イムラン・チョウドリ氏とベサニー・ボンジョルノ氏はアップル最大のヒット商品の開発に携わった。そして今、2人で立ち上げた新興企業ヒューメーンが野心的で謎に包まれたものの開発に取り組んでいる。

UI(ユーザー・インターフェース)に特色のある「次のiPhone」と称される製品を開発中(写真/Shutterstock)
UI(ユーザー・インターフェース)に特色のある「次のiPhone」と称される製品を開発中(写真/Shutterstock)

 2017年、米アップルでデザインと技術を手がけるトップ幹部2人が野心的なビジョンを胸に、ベンチャーを立ち上げるために会社を去ることにした。その野望とは、次の大きなコンピューティング・パラダイムを築くことだ。

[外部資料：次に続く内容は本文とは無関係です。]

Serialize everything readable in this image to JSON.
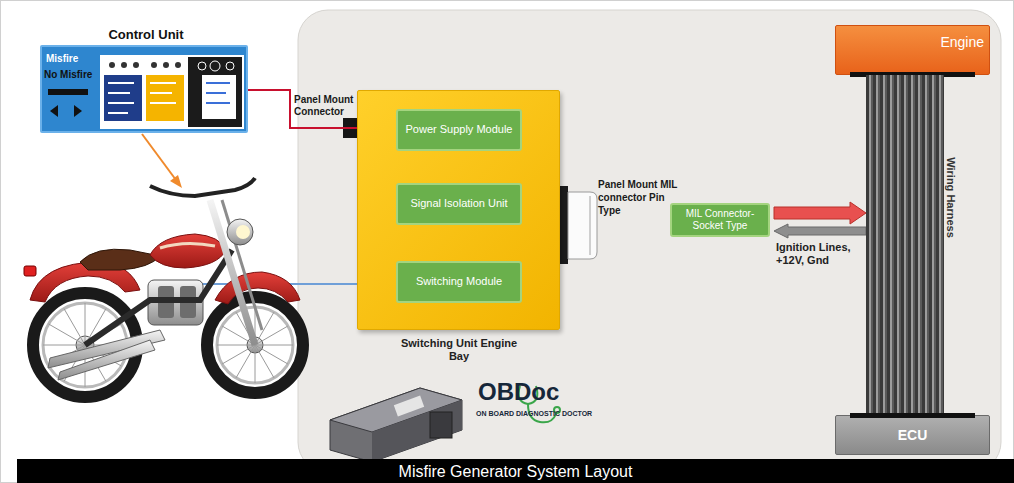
{
  "diagram": {
    "caption": "Misfire Generator System Layout",
    "nodes": [
      {
        "text": [
          "Control Unit",
          "Misfire",
          "No Misfire"
        ]
      },
      {
        "text": [
          "Switching Unit Engine Bay"
        ]
      },
      {
        "text": [
          "Power Supply Module"
        ],
        "in": 1
      },
      {
        "text": [
          "Signal Isolation Unit"
        ],
        "in": 1
      },
      {
        "text": [
          "Switching Module"
        ],
        "in": 1
      },
      {
        "text": [
          "MIL Connector- Socket Type"
        ]
      },
      {
        "text": [
          "Engine"
        ]
      },
      {
        "text": [
          "Wiring Harness"
        ]
      },
      {
        "text": [
          "ECU"
        ]
      }
    ],
    "edges": [
      {
        "from": 0,
        "to": 1,
        "arrow": "none"
      },
      {
        "from": 5,
        "to": 7,
        "arrow": "to"
      },
      {
        "from": 7,
        "to": 5,
        "arrow": "to",
        "label": "Ignition Lines, +12V, Gnd"
      }
    ],
    "labels": [
      "Panel Mount Connector",
      "Panel Mount MIL connector Pin Type",
      "OBDoc",
      "ON BOARD DIAGNOSTIC DOCTOR"
    ]
  }
}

 「ヒューメーン(Humane)」という名のスタートアップ企業が今、謎に包まれた商品の開発を続けるため、ベンチャー投資のシリーズAラウンドで3000万ドル(約31億5000万円)の資金を調達したと発表した。共同創業者のイムラン・チョウドリ、ベサニー・ボンジョルノ両氏は何に取り組んでいるのかを明かすことを拒むが、2人の開発する新商品は、アップルのスマートフォン「iPhone」と同じようなインパクトを人々に与えると考えているようだ。共同創業者の1人が初代iPhoneのインターフェースを設計したことを考えると、2人の見込みはあながち的外れとはいえなさそうだ。

iPhoneやiPad開発の立役者が抱く野望

 「コンピューティング・プラットフォームの観点に立つと、我々は今、イノベーションの減退を招くような、一定レベルの成熟化の段階に達している」。ヒューメーンの社長兼会長で、アップルに勤めた21年間にiPhoneとタブレット端末「iPad」のUI(ユーザー・インターフェース)デザインに取り組んだチョウドリ氏はこう語る。「我々にとっては本当に、いかにしてバイタリティーをもたらすか、いかにしてコンピューティングに新たな機会をもたらすかということ。いかにして変化を起こすか、ということだ」。

 ヒューメーンが開発中の商品について、少なくとも多少の詳細を明かしてもらうまでは、消費者に与えるだろうその潜在的なインパクトについて何らかの意見を持つのは不可能だ。アップルで携帯音楽プレーヤー「iPod」開発の先頭に立ち、iPhone開発にも携わったトニー・ファデル氏は10年以上前にアップルを去った。そして11年に米ニューヨーク・タイムズ紙に語ったのを皮切りに、「大きな課題の解決に巨大なインパクトを与える可能性がある商品」について喧伝(けんでん)し始めた。同氏の立ち上げた新興会社ネストが作ったのは、ふたを開けてみればサーモスタットだった。だが、何を開発しているにせよ、またネストの例を踏まえても、ヒューメーンは間違いなく世間の期待値を引き上げている。